Oleh karena itu, setelah bertemu dengan Aaron, barulah Devian punya semangat dan tekad. Ia berkeinginan untuk mencontoh Aaron dan jika nantinya ia sudah siap, ia akan kembali ke London, ke Grissham, dan mengemban amanah yang nantinya ia berikan.

Tapi, untuk sekarang ia masih belum bisa menerimanya. Ia memang datang ke London. Tapi itu karena ia ada tugas yang diberikan oleh Aaron untuk memimpin perusahaan baru ini. Kedatangannya kesini bukan murni keinginannya.

Dering ponsel Devian yang berbunyi keras membuyarkan segala lamunan Devian. Setelah melihat siapa peneleponnya, iapun mengangkatnya.

"Halo?" sapanya.

"Hey, bagaimana kabarmu dan juga perusahaan?" tanya Aaron langsung dari seberang.

"Untuk perusahaan, lebih baik dari sebelumnya dan kau harus berterima kasih padaku. Kalau aku... yah, bisa dikatakan kabarku baik-baik saja," timpal Devian.

"Kenapa? Apa kau sedang ada masalah?" tanya Aaron.

Devian terdiam sejenak. Ia tengah menimang apa sebaiknya ia berbicara pada Aaron atau tidak.

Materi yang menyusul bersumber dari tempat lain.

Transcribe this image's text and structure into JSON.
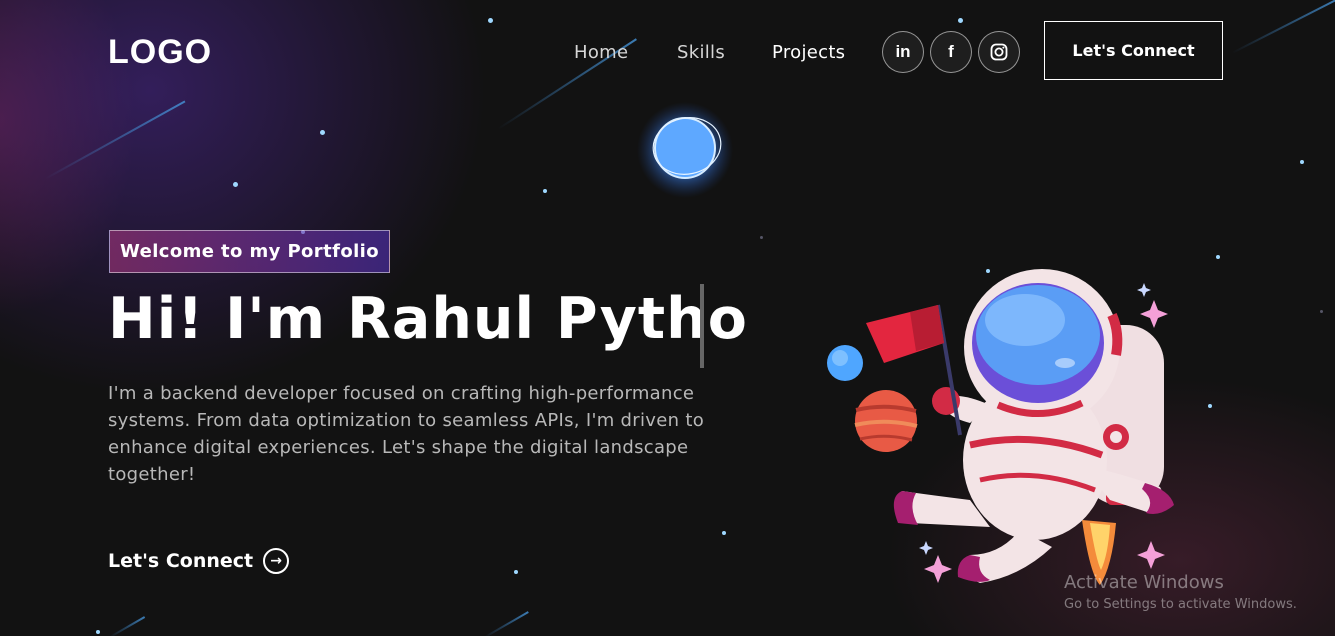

Tapi Aaron adalah temannya. Lagipula membicarakannya pada Aaron bukanlah pilihan yang buruk.

"Dad datang menemuiku," ucap Devian kemudian.

"Benarkah? Bukankah itu bagus? Kau senang, kan?" tanya Aaron penuh antusiasme.

Devian menghela napasnya. "Entahlah," timpalnya sambil menyenderkan kepalanya pada sandaran kursi kebesarannya. "Lagi-lagi Dad membahas tentang yang lalu dan itu merusah moodku," lanjutnya lagi.

Aaron tahu arah dan maksud pembicaraan ini. Ia tahu betul masalah keluarga Devian.

"Jadi, apa yang kau jawab? Kau sudah siap?" tanya Aaron.

"Jawabanku masih sama," timpal Devian sedikit lirih.

"Kenapa? Seharusnya kau sudah siap," ujar Aaron.

"Aku tahu. Seharusnya aku memang sudah siap. Tapi entahlah. Aku hanya ingin menikmati yang sekarang dulu," timpal Devian.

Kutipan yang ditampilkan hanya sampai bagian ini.